Companies reporting this week
RETAILERS will dominate the corporate arena next week with blue-chip firms including Marks & Spencer and Argos owner GUS due to update the market.
M&S is expected to outline strategic changes for its clothing division - now headed by former Selfridges chief executive Vittorio Radice - in a trading update on Wednesday.
Analysts are not predicting a major improvement in sales in the fourth quarter after a poor performance over Christmas, with the M&S clothing division suffering from strong price cutting competition. Its food divisions should show low sales growth as the period does not include Easter.
According to fund manager Gerrard, M&S is likely to rely on benefits from its improved sourcing programme and cost-cutting to achieve profits forecasts for the year. Profits for the 12 months to March 31 are tipped to rise to £760m from £713.7m last year.
M&S warned earlier this month that up to 1,000 jobs could go following a review of its head office and financial services operations.

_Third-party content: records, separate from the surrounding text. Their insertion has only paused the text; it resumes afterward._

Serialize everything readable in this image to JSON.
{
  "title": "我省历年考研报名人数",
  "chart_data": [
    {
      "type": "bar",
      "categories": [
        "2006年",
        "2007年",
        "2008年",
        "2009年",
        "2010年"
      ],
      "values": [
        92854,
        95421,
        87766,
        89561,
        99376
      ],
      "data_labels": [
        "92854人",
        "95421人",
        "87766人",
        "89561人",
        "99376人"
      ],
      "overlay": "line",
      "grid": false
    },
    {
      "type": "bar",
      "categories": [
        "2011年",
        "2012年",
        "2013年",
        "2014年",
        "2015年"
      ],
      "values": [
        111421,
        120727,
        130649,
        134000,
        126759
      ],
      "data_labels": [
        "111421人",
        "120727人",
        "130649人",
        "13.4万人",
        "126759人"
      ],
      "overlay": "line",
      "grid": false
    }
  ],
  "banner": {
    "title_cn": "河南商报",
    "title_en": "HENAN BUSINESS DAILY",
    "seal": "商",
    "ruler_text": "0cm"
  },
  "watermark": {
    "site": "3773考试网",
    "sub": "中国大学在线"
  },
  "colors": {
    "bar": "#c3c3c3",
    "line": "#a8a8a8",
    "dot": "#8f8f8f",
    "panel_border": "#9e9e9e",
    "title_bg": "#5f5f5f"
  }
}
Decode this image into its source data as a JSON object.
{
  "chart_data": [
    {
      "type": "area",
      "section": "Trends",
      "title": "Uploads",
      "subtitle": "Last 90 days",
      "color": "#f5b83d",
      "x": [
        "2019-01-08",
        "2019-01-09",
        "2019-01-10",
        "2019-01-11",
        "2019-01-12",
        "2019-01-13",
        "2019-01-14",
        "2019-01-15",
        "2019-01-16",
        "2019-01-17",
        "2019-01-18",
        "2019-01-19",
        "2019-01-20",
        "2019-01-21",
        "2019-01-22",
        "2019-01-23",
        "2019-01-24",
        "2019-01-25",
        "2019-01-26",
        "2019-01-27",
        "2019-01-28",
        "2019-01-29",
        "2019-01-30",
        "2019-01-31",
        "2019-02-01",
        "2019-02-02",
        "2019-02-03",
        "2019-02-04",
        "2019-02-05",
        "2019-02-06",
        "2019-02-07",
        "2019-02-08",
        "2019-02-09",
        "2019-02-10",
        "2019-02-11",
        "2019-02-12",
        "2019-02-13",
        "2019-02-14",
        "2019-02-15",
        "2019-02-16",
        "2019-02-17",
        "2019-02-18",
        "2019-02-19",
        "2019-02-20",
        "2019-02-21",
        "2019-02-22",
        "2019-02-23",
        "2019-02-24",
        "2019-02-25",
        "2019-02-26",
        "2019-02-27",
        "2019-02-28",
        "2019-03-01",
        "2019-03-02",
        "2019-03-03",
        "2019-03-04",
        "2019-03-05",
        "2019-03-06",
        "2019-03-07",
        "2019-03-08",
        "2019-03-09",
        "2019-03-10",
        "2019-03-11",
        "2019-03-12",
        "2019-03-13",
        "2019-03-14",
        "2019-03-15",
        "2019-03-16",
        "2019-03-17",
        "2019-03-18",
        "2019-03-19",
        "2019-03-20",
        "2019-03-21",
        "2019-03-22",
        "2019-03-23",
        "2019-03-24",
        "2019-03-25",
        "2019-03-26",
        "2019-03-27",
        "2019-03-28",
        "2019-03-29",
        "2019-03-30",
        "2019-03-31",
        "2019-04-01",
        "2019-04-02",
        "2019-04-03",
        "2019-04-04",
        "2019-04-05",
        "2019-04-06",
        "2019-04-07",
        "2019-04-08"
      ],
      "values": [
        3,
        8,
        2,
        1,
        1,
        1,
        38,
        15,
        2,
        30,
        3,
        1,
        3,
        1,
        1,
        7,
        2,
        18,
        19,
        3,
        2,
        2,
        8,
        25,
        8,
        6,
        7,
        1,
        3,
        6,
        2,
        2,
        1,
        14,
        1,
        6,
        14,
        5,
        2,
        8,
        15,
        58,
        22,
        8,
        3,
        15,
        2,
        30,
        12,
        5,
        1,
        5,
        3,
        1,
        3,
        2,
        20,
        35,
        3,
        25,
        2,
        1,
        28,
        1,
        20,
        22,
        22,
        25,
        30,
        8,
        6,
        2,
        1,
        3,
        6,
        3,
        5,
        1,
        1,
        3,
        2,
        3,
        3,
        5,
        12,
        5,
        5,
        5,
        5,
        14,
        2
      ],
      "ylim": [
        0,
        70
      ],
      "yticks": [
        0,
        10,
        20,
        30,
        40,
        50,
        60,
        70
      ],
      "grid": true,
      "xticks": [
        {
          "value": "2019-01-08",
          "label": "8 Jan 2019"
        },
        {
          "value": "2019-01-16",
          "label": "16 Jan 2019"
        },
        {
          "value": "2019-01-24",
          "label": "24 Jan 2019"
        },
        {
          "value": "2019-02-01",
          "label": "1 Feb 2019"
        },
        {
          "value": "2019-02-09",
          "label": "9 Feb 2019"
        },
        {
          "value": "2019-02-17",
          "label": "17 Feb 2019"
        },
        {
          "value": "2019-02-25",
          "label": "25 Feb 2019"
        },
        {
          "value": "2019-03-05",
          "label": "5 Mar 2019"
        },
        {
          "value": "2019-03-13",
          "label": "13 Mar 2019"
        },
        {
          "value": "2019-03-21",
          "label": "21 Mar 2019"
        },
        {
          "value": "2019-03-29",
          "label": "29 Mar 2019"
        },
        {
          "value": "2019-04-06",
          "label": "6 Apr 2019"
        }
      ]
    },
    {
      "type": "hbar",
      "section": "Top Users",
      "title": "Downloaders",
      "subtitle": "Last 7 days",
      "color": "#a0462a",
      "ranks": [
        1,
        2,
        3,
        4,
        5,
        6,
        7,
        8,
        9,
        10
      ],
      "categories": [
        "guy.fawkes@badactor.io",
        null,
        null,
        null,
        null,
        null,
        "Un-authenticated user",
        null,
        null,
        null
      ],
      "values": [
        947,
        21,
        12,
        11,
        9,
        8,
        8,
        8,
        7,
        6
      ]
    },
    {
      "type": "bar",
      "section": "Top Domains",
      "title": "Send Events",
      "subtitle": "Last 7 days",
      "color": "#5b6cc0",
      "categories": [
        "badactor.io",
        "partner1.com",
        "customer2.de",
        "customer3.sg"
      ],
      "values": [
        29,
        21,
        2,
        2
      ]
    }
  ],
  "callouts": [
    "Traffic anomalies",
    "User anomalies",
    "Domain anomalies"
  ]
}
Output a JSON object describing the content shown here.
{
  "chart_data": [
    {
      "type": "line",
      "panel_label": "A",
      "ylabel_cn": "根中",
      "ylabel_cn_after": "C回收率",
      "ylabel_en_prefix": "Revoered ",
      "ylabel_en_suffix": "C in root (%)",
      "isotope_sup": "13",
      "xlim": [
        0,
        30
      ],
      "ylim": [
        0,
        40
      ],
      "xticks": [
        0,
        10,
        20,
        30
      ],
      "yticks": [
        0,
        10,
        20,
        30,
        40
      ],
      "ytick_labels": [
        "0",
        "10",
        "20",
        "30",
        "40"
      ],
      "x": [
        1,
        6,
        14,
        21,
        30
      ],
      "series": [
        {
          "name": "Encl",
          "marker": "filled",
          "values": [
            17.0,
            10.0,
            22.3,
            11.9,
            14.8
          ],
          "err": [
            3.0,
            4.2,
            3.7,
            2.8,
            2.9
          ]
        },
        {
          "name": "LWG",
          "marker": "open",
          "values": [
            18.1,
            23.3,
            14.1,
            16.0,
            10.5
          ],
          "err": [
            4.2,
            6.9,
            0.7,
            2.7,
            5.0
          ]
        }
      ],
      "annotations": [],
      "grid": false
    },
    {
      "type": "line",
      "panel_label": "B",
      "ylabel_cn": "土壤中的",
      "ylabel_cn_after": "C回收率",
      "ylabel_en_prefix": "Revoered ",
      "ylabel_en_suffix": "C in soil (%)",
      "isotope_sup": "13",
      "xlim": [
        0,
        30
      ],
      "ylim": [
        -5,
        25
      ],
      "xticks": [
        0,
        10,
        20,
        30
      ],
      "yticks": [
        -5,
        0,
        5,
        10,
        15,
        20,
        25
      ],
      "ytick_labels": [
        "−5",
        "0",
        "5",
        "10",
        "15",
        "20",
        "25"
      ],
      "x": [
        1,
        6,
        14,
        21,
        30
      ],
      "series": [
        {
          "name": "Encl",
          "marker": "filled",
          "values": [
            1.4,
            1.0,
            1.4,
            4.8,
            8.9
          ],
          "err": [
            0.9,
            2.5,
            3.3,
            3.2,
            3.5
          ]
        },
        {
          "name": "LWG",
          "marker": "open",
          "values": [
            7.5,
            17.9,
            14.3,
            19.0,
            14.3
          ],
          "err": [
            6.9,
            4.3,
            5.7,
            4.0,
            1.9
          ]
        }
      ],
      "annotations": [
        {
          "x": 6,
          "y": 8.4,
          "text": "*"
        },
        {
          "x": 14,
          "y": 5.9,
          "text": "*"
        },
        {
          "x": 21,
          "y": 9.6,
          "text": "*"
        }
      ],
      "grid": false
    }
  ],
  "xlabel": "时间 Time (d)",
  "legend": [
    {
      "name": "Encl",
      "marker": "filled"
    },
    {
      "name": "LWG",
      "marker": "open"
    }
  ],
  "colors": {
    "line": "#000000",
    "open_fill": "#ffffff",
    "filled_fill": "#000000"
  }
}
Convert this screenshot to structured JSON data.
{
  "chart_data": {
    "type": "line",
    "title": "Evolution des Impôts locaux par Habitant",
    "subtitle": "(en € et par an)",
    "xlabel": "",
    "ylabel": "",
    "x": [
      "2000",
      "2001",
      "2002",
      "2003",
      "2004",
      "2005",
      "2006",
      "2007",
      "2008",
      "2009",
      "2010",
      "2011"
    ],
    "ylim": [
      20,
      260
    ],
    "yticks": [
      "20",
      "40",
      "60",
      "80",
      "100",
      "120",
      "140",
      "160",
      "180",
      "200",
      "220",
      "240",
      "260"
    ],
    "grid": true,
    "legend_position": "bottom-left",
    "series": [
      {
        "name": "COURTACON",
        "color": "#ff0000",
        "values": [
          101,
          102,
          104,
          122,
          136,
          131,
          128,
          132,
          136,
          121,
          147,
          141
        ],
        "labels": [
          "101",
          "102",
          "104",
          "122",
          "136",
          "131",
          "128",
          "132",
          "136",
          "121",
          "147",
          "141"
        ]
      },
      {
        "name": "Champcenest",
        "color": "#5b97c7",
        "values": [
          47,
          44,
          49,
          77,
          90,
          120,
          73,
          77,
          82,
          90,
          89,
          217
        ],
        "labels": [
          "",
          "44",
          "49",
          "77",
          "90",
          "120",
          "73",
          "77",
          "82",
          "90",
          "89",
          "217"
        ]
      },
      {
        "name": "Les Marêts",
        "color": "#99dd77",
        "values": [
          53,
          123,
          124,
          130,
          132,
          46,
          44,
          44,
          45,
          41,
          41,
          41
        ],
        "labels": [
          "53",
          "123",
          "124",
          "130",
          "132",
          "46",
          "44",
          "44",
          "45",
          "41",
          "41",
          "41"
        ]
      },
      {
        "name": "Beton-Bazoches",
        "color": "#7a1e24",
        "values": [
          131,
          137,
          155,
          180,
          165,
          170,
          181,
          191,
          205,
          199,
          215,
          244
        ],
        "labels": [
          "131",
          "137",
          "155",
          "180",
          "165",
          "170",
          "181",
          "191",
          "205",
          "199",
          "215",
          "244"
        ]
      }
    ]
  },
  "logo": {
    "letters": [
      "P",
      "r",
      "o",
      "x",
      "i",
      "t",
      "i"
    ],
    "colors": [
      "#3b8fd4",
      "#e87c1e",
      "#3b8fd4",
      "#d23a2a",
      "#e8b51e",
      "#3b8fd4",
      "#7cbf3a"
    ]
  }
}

Analysts believe the performance of retailing and business services group GUS will have improved in the fourth quarter after like-for-like sales growth at Argos slowed to 3% in the previous three months.
GUS is expected to announce on Thursday that like-for-like sales at Argos have accelerated to 4%, although the trading update will not include figures for Homebase which generates a large slice of sales over Easter.
Credit checking arm Experian should deliver good figures, with the international division set to continue its trend of 7% sales growth. There should also be better news from the US, with a pick up in the mortgage re-financing market supporting the credit business.
Fashion brand Burberry generated retail sales growth of 11% in the third quarter and a trading update on Wednesday should reveal that this momentum has been maintained in the final months of its financial year.
Growth of more than 10% at constant exchange rates is expected across its retail, wholesale and licensing divisions compared with a year ago as core markets continue their recovery from a series of setbacks in early 2003.
Analysts will be looking for an improvement in trading in the UK after its previous update in January outlined a sluggish market for retailers, and the performance of its spring/summer collection will be key.
Higher sales at high street retailer Primark are set to boost Associated British Foods during the 24 weeks to February 28, with analysts expecting half-year profits of £227m compared with £216m a year ago.
The group is also expected to unveil good figures from British Sugar in its interim announcement on Wednesday after reaping the benefits of a slightly higher quota and the strong euro.
But results from US subsidiary ACH, which sells goods including corn syrup and starch to food manufacturers and restaurant chains, will be hurt by negative currency translation. Progress at its Australian operations may also have been neutralised by bakery closure costs.
Aggressive promotional activity by rivals has already been cited by sofa retailer DFS as a reason for falling orders over the key Christmas period and this will have an impact on its half-year results to be reported on Thursday.
The Doncaster-based group is expected to post pre-tax profits of £24m for the six months to January 31, against £26.1m a year ago.
However, the real focus of interest is the takeover bid by the group's executive chairman. Lord Kirkham has offered £445m for the chain he founded 35 years ago and it remains to be seen whether this has drawn out other bids.
Outfitter JJB Sports is expected to unveil annual pre-tax profits of £89.4m, up from £88.3m, when it updates investors on Wednesday.
Analysts are expecting upbeat news on the performance of the chain's health clubs, with new sites thought to be hitting membership targets quickly and prompting it to look for bigger outlets to accommodate new members.
Positive news is also expected on outlets in JJB's pipeline - it is believed the group could exceed its target of eight to 10 openings in the next 12 months.
Although like-for-like sales were down 3.5% in January, an increase in gross margins lifted like-for-like gross profits by 1% to 1.5%, and analysts expect this trend to be maintained.